In: Economics
Use the following information for questions 36-48
Transcendent Technologies is deciding between developing a complicated thought-activated software, or a simple voice-activated software. Since the thought-activated software is complicated, it only has a 30% chance of actually going through to a successful launch, but would generate revenues of $50million if launched. The voice-activated software is simple and hence has a 80% chance of being launched but only generates a revenue of $10million. The complicated technology costs 10million, whereas the simple technology costs 2million.
If the simplified version costs $2 million and its probability of success is 75%, whereas the cost of the complicated version is $10million, what is the minimum probability of success for the complicated version that would make the firm indifferent between the two software?
a. |
0.32 |
|
b. |
0.3 |
|
c. |
0.33 |
|
d. |
0.31 |
Complicated software has 30% chance of successful launch. The complicated software can give revenue of $50 million if launched.
So, with probably of 30% successful launch the complicated software can generate revenue of 30% of $50 million = $15 million.
The complicated technology costs = $10 million.
Net Benefit of Complicated software = $15 million - $10 million = $5 million.
Now voice activated software is simple and it has 80% chance of successful launch but it will generate revenue of $10 million if it success.
So, with probability of success of 80% , the voice activated software can generate revenue of 80% of $10 million = $8 million.
The cost of simple voice activated software is $2 million.
So, Net Benefit of Voice activated software = $8 million - $2 million = $6 million.

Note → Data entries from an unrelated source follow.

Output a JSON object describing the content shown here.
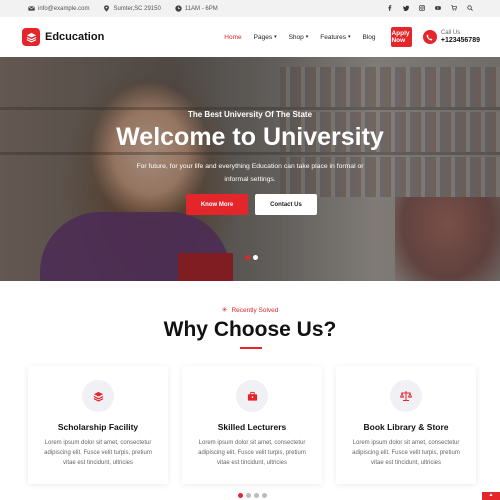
{
  "topbar": {
    "email": "info@example.com",
    "location": "Sumter,SC 29150",
    "hours": "11AM - 6PM",
    "socials": [
      "facebook-icon",
      "twitter-icon",
      "instagram-icon",
      "youtube-icon",
      "cart-icon",
      "search-icon"
    ]
  },
  "header": {
    "logo": "Edcucation",
    "nav": [
      {
        "label": "Home",
        "active": true,
        "dropdown": false
      },
      {
        "label": "Pages",
        "active": false,
        "dropdown": true
      },
      {
        "label": "Shop",
        "active": false,
        "dropdown": true
      },
      {
        "label": "Features",
        "active": false,
        "dropdown": true
      },
      {
        "label": "Blog",
        "active": false,
        "dropdown": false
      }
    ],
    "apply_label": "Apply Now",
    "call_label": "Call Us",
    "call_number": "+123456789"
  },
  "hero": {
    "subtitle": "The Best University Of The State",
    "title": "Welcome to University",
    "description": "For future, for your life and everything Education can take place in formal or informal settings.",
    "know_more": "Know More",
    "contact_us": "Contact Us",
    "slides": 2,
    "active_slide": 0
  },
  "why": {
    "tag": "Recently Solved",
    "title": "Why Choose Us?",
    "cards": [
      {
        "icon": "layers-icon",
        "title": "Scholarship Facility",
        "desc": "Lorem ipsum dolor sit amet, consectetur adipiscing elit. Fusce velit turpis, pretium vitae est tincidunt, ultricies"
      },
      {
        "icon": "briefcase-icon",
        "title": "Skilled Lecturers",
        "desc": "Lorem ipsum dolor sit amet, consectetur adipiscing elit. Fusce velit turpis, pretium vitae est tincidunt, ultricies"
      },
      {
        "icon": "scale-icon",
        "title": "Book Library & Store",
        "desc": "Lorem ipsum dolor sit amet, consectetur adipiscing elit. Fusce velit turpis, pretium vitae est tincidunt, ultricies"
      }
    ],
    "pages": 4,
    "active_page": 0
  },
  "colors": {
    "accent": "#e4262a",
    "text": "#111111"
  }
}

Therefore, Net Benefit complicated software is = $5 million
Net Benefit of Voice activated simple software is =$6 million
Now, if probability of success of simplified version is 75% and its cost is $2 million then Net Benefit under new probability (75%) of success will be -
Net Benefit with 75% success chance = 75% of $10 million - $2 million = $7.5 million - $2 million = $5.5 million.
Now the complicated version has the cost of $10 million and to become these two software be indifferent the Net Benefit of Complicated software should have $5.5 million.
Therefore, X of $50 million - $10 million = $5.5 million , (Where X is that such probability for which these two will be indifferent).
Or, X of $50 million = $10 + $5.5 = $15.5 million
Or, X = ($15.5 million)/($50 million)
Or, X = 0.31
Therefore, minimum probability of success for the complicated version would be 0.31 (Option - d) for which firm would be indifferent between two software. (Ans)